MANILA — Credit rating agency S&P Global Ratings has a bright outlook for the Philippine economy as demographics and economic policy remain conducive to the advancement of the country’s gross domestic product (GDP).

In a webcast Tuesday, S&P Asia Pacific Economist Vincent Conti said GDP growth of 6.5 percent and above for the next few years is “very easily achievable” for the Philippines.

“And the reason for that is very favorable demographic trends that continue to benefit the Philippines particularly through providing a very mobile and effective labor force that has generated a lot of investments and consumption onshore,” said Conti.

Conti added that the government’s economic policy “seems to be very stable” and is expected to have continuity.

“A lot of positives from the economic policy as well.
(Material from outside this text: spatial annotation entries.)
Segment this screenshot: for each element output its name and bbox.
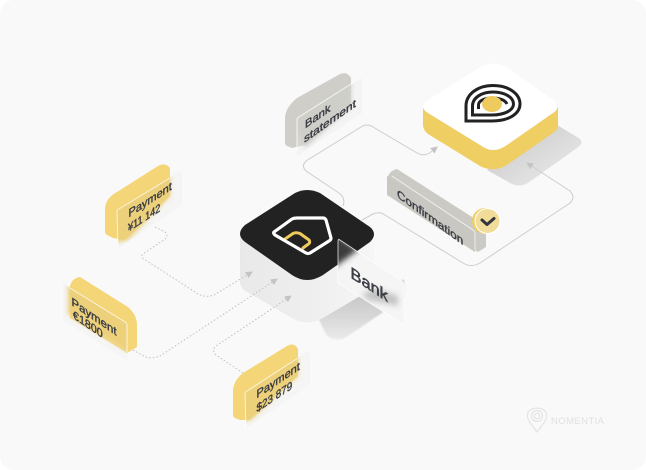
- label: Confirmation: Confirmation: [397, 186, 463, 248]
- card: bank statement: [285, 73, 356, 150]
- card: payment euro: [64, 277, 137, 354]
- connector: bank statement to platform: [304, 125, 437, 206]
- icon: nomentia logo: [466, 86, 520, 121]
- label: Payment: Payment: [72, 295, 117, 339]
- icon: pin: [527, 408, 547, 432]
- shadow of bank cube: [318, 280, 404, 340]
- cube sides: [240, 233, 374, 322]
- dotted connector: dollar payment: [214, 296, 291, 373]
- label: amount euro: €1800: [73, 308, 103, 342]
- card: confirmation: [387, 169, 486, 252]
- platform side: [423, 107, 558, 169]
- label: Payment: Payment: [256, 359, 301, 401]
- cube top: [240, 190, 374, 280]
- label: statement: statement: [304, 97, 357, 146]
- shadow of yellow platform: [487, 125, 582, 186]
- connector: bank confirmation to platform: [362, 163, 573, 266]
- bank cube: [240, 190, 374, 322]
- label: amount dollar: $23 879: [256, 379, 292, 415]
- dotted connector: euro payment: [133, 279, 277, 358]
- platform with logo: [423, 64, 558, 169]
- icon: house: [274, 218, 331, 254]
- wordmark: NOMENTIA: [551, 416, 605, 427]
- label: Bank: Bank: [305, 102, 331, 131]
- nomentia watermark: [527, 408, 605, 432]
- card: payment dollar: [233, 344, 302, 425]
- label: Bank: Bank: [350, 264, 389, 307]
- platform top: [423, 64, 558, 150]
- label: amount yen: ¥11 142: [127, 202, 160, 235]
- card: payment yen: [105, 164, 174, 246]
- glass card: bank: [338, 238, 404, 312]
- icon: check badge: [472, 208, 500, 234]
- label: Payment: Payment: [128, 180, 173, 220]
- dotted connector: yen payment: [142, 227, 252, 296]
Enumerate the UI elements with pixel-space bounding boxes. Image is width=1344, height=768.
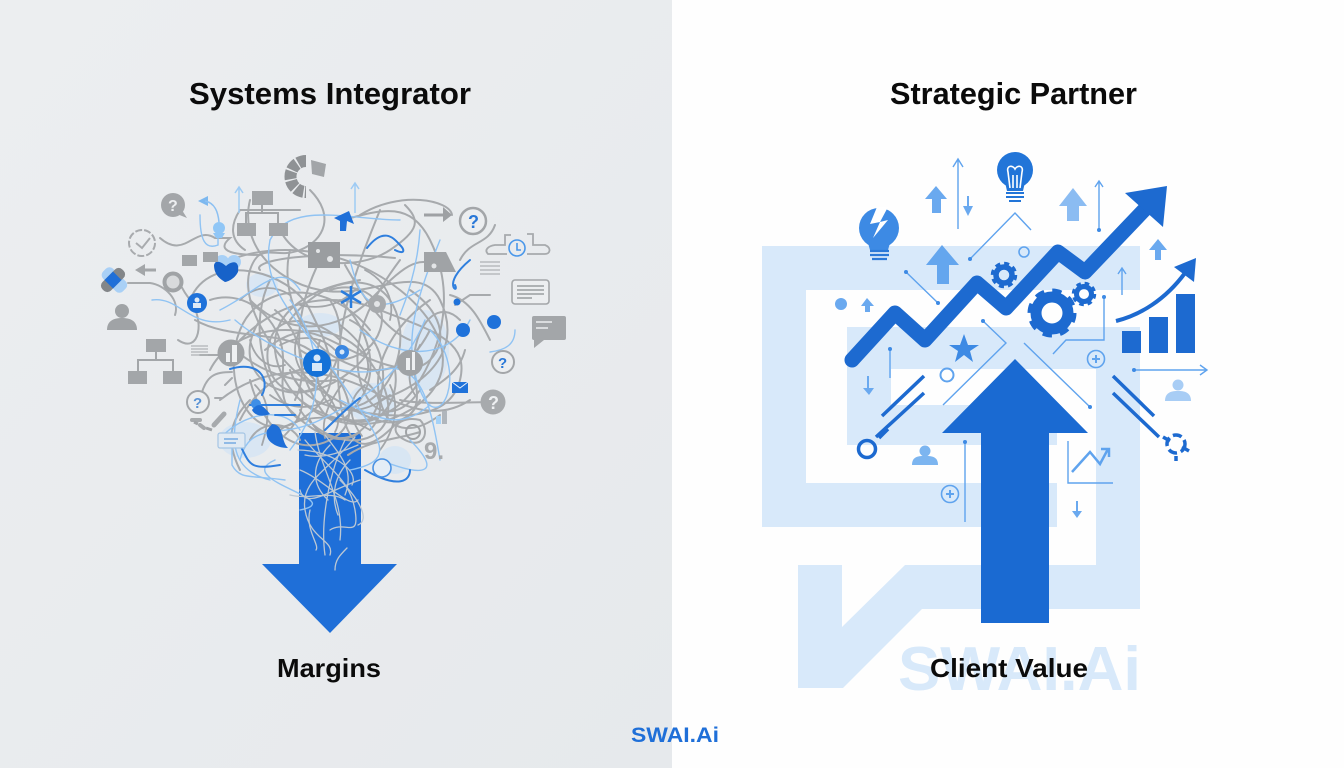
icon: grey nine glyph: 9. [424, 438, 444, 465]
icon: blue person circle centre [303, 349, 331, 377]
icon: question left: ? [193, 395, 202, 412]
icon: blue circles right [454, 298, 501, 337]
grey tangled lines [128, 190, 495, 470]
icon: list [191, 346, 208, 355]
icon: broken gear [290, 160, 326, 192]
thin lines over down arrow [290, 432, 363, 570]
icon: small gear [992, 264, 1016, 286]
icon: grey right arrow [424, 207, 452, 222]
label: Margins: Margins [277, 653, 381, 683]
icon: grey window [308, 242, 340, 268]
icon: question circle: ? [468, 212, 479, 232]
panel: strategic partner background [672, 0, 1344, 768]
heading: Strategic Partner: Strategic Partner [890, 76, 1137, 111]
icon: question bubble [161, 193, 187, 218]
tangled network of lines [128, 190, 515, 570]
icon: question circle [460, 208, 486, 234]
icon: grey window right [424, 252, 456, 272]
icon: grey ring [164, 274, 182, 290]
icon: timer right [486, 234, 550, 256]
icon: blue figure [251, 399, 270, 416]
icon: question left [187, 391, 209, 413]
icon: bandage cross [99, 265, 129, 295]
icon: broken gear right [1163, 435, 1189, 461]
icon: grey left arrow [135, 264, 156, 276]
icons: light up and down arrows [835, 186, 1167, 518]
icon: light persons [912, 380, 1191, 465]
icon: question right: ? [498, 355, 507, 372]
light blue tangled lines [152, 215, 515, 510]
icon: list right [480, 262, 500, 274]
icon: grey gear circle [368, 295, 386, 313]
icon: blue person circle left [187, 293, 207, 313]
icon: small blue circle [335, 345, 349, 359]
icon: blue up arrow [334, 211, 354, 231]
icon: light bulb [997, 152, 1033, 201]
soft light blue haze [219, 273, 449, 474]
label: Client Value: Client Value [930, 653, 1088, 683]
icon: small card [218, 433, 245, 448]
icon: small rings and plus [940, 247, 1104, 502]
icon: blue envelope [452, 382, 468, 393]
icon: small grey box [182, 252, 218, 266]
panel: systems integrator background [0, 0, 672, 768]
icon: org chart left [128, 339, 182, 384]
icon: small gear right [1074, 284, 1094, 304]
watermark: SWAI logo shape [762, 246, 1140, 688]
icon: solid question right: ? [488, 393, 499, 413]
icon: question bubble: ? [168, 198, 178, 215]
icon: blue hands [214, 255, 241, 282]
icon: solid question right [480, 390, 506, 414]
icon: curved arrow [198, 196, 219, 222]
icon: question right [492, 351, 514, 373]
icon: diagonal blue bars and ring [858, 376, 1159, 458]
icon: blue asterisk [341, 286, 361, 308]
connector end dots [888, 228, 1136, 444]
big down arrow: margins [262, 433, 397, 633]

The ramping up of infra program is one of the relatively newer additions to the policy toolkit and that’s actually a positive in that it can generate even further potential growth farther into the future,” he said.

This was also echoed by S&P Director for Financial Institution Ratings Ivan Tan.

Tan said businesses are likewise confident with the policy environment in the country, particularly citing the tax reform program of the administration.

“For instance, for the first time in quite a number of years seen some degree of tax reforms being carried out in the Philippines,” said Tan.

“This is expected to go on over the remaining years of the administration, which would serve to some extent stabilize the government’s revenue base and at the same time, hopefully provide more funds for infra which we think everyone agrees the Philippines does need,” he added.

For S&P Senior Director for Sovereign Ratings and International Public Finance Kim Eng Tan, he noted that the second package of the tax reform program is “unlikely to directly affect” its rating for the country.

“The key thing we are looking at tax reform is that if the government actually has the ability to carry this out,” he said.

“To the extent that this shows greater proactiveness on the part of the policy makers and an improvement in the institutional and governance support for the sovereign ratings, it’s one of the reasons why we now have a positive outlook for the Philippines’ sovereign rating,” he added.